Learning Parameters

3 minute read

We have to understand that preparing a simple network is very easy task once you get the grasp of network structure. Now a days there are so many high level programming APIs that have already implemented this feature. One of the major platfom to work on machine learning is Tensorflow which also support Keras as higher level abstraction. But it is better to prepare a simple network by ourself at first. So, that this understanding will help us while working with higher level APIs.

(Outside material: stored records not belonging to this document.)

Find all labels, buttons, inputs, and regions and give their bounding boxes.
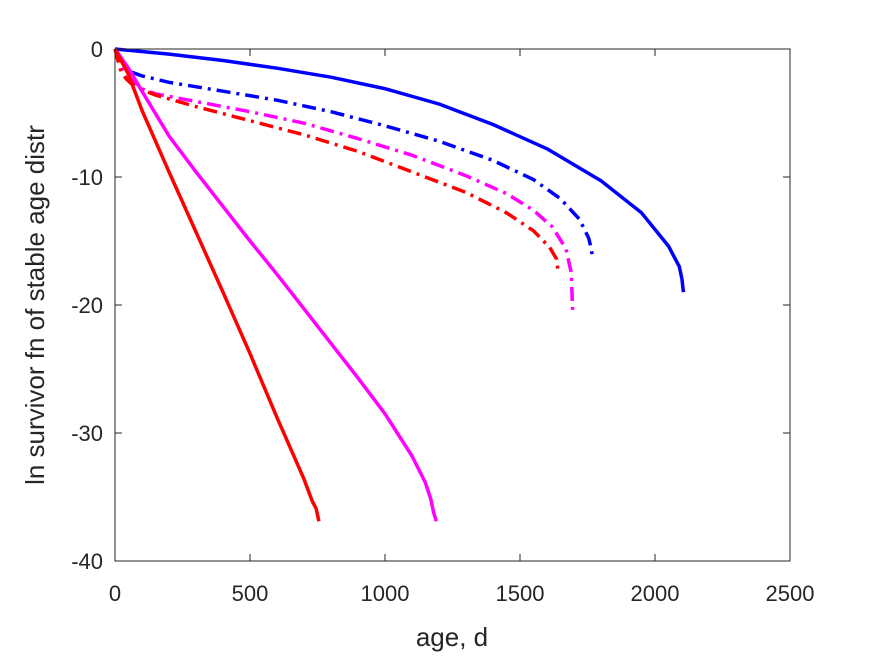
x-tick-label: 2500 bbox=[766, 581, 815, 606]
y-tick-label: -10 bbox=[71, 165, 103, 190]
series-line-3 bbox=[113, 48, 575, 315]
series-line-5 bbox=[113, 47, 438, 522]
series-line-6 bbox=[113, 48, 321, 522]
y-axis-label: ln survivor fn of stable age distr bbox=[20, 125, 50, 485]
x-tick-label: 500 bbox=[232, 581, 269, 606]
x-tick-label: 1000 bbox=[361, 581, 410, 606]
plot-background bbox=[115, 49, 790, 561]
x-axis-label: age, d bbox=[416, 622, 488, 652]
series-layer bbox=[113, 47, 686, 522]
x-tick-label: 1500 bbox=[496, 581, 545, 606]
y-tick-label: -20 bbox=[71, 293, 103, 318]
y-ticks: 0 -10 -20 -30 -40 bbox=[71, 37, 790, 574]
series-line-1 bbox=[114, 47, 686, 293]
y-tick-label: -30 bbox=[71, 421, 103, 446]
x-tick-label: 0 bbox=[109, 581, 121, 606]
y-tick-label: 0 bbox=[91, 37, 103, 62]
x-ticks: 0 500 1000 1500 2000 2500 bbox=[109, 49, 815, 606]
y-tick-label: -40 bbox=[71, 549, 103, 574]
series-line-2 bbox=[113, 48, 595, 258]
x-tick-label: 2000 bbox=[631, 581, 680, 606]
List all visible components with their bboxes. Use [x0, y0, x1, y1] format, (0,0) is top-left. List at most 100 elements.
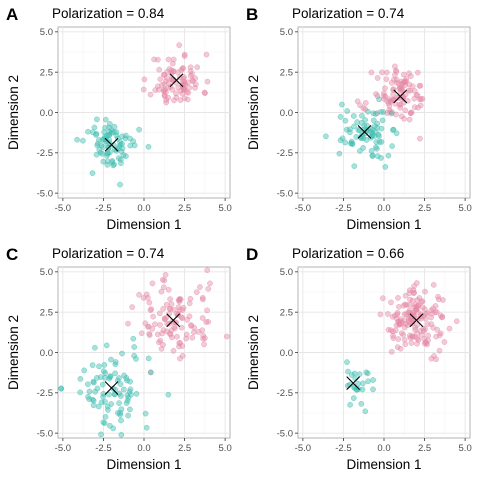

Then what makes the process of getting required output from artificial neural network so difficult then? It is because of parameters that a network is comprised of. There are many parameters we have to consider while preparing a network. Some of the basic parmaeters are: learning rate, number of layers of neural network, number of neurons in a layer, optimizer function, which kind of network is more suitable for a specific purpose and features that must be passed as input to the network. We also must be familiar about data preparation process before passing them to neural network.Data preparation is a vague process so we will discuss about it in a separate post.

Now let’s discuss about each parameter in detail.

  1. Learning Rate: This is the rate at which our network learns with provided data. We have be careful while choosing a leraning rate. If learning rate is too high the network will not converge. And if learning rate is too small network might take infinite time to converge i.e. find local mimina in case of gradient descent optimization.

  2. Number of hidden layer in the network: Choosing number of hidden layers also plays an essential role while preparing a network. We have to be known with the fact taht more the number of hidden layers in the network more will be the complexity of network. We already know that the weight values transfer across the layers in network. So, if we chose very large number of hidden layer then the weight values might get attenuated over the layers and produce undesired results. While if the number of layers is too small then our network might not be able to learn required values. Having less number of hidden layer might lead to no learning of features at all. But having higher number of hidden layer might also cause overfitting due to over learning of weight values for given parameters.

  3. Number of neurons: Neurons are basic building block of neural network. So, we have to consider carefully while choosing number of neurons in network. Having more neurons will lead to more complexity while having less will make network not able to learn. The effect of choosing more or leass number of neurons is same as that of choosing number of hidden layers.

  4. Optimizer funtion: Optimizer function is the most essential part of artificial neural network. It is what makes the neural network so powerful. Without optimizer function the network will not be able to learn even with the presence of all above parameters. The main concept of optimizer function is adjusting weights in the network by minimizing value of loss function. Loss function calculates error in the network. Neural network work on the principle of minimizing this loss function and maximizing accuracy in the network. Accuracy is calculated by comparing expected output with predicted output. So, choosing an optimizer function is very essential step in ANN. But, there are so many variations that choosing a right one is also difficult. The most basic optimizer function is Gradient Descent Optimizer function and most popular is Adam Optimizer.

gradient descent gradient descent for lower learning rate and higher learning rate

From figure we can see a simple illustration of gradient descent algorithm optimization method. We can know from the figure that purpose of optimizer function is to reduce loss as much as possible. So, it tries to find a minima called local minima.
It is better to find global minimum. But this comes as drawback of gradient descent optimizer since it is gets stuck in local miminum.

We also can see that if learning rate is too small it takes very small steps to reach local minimum so the time to learn will be very high. If learning rate is high it takes large steps so that it will be almost impossible to reach local minimum since the optimizer will go back and forth through the network.

  1. Type of network: There are so many variartions of network we can choose from like simple feed forward network, LSTM(Long Short Term Memory), CNN (Convolutional Neural Network). We have to choose them according to requirement.

There are many more parmaters like momemtum, dropout, type of cost function, type of accuracy function which have to be considered while preparing ANN to produce required result. But, these are the basic paramters to be considered.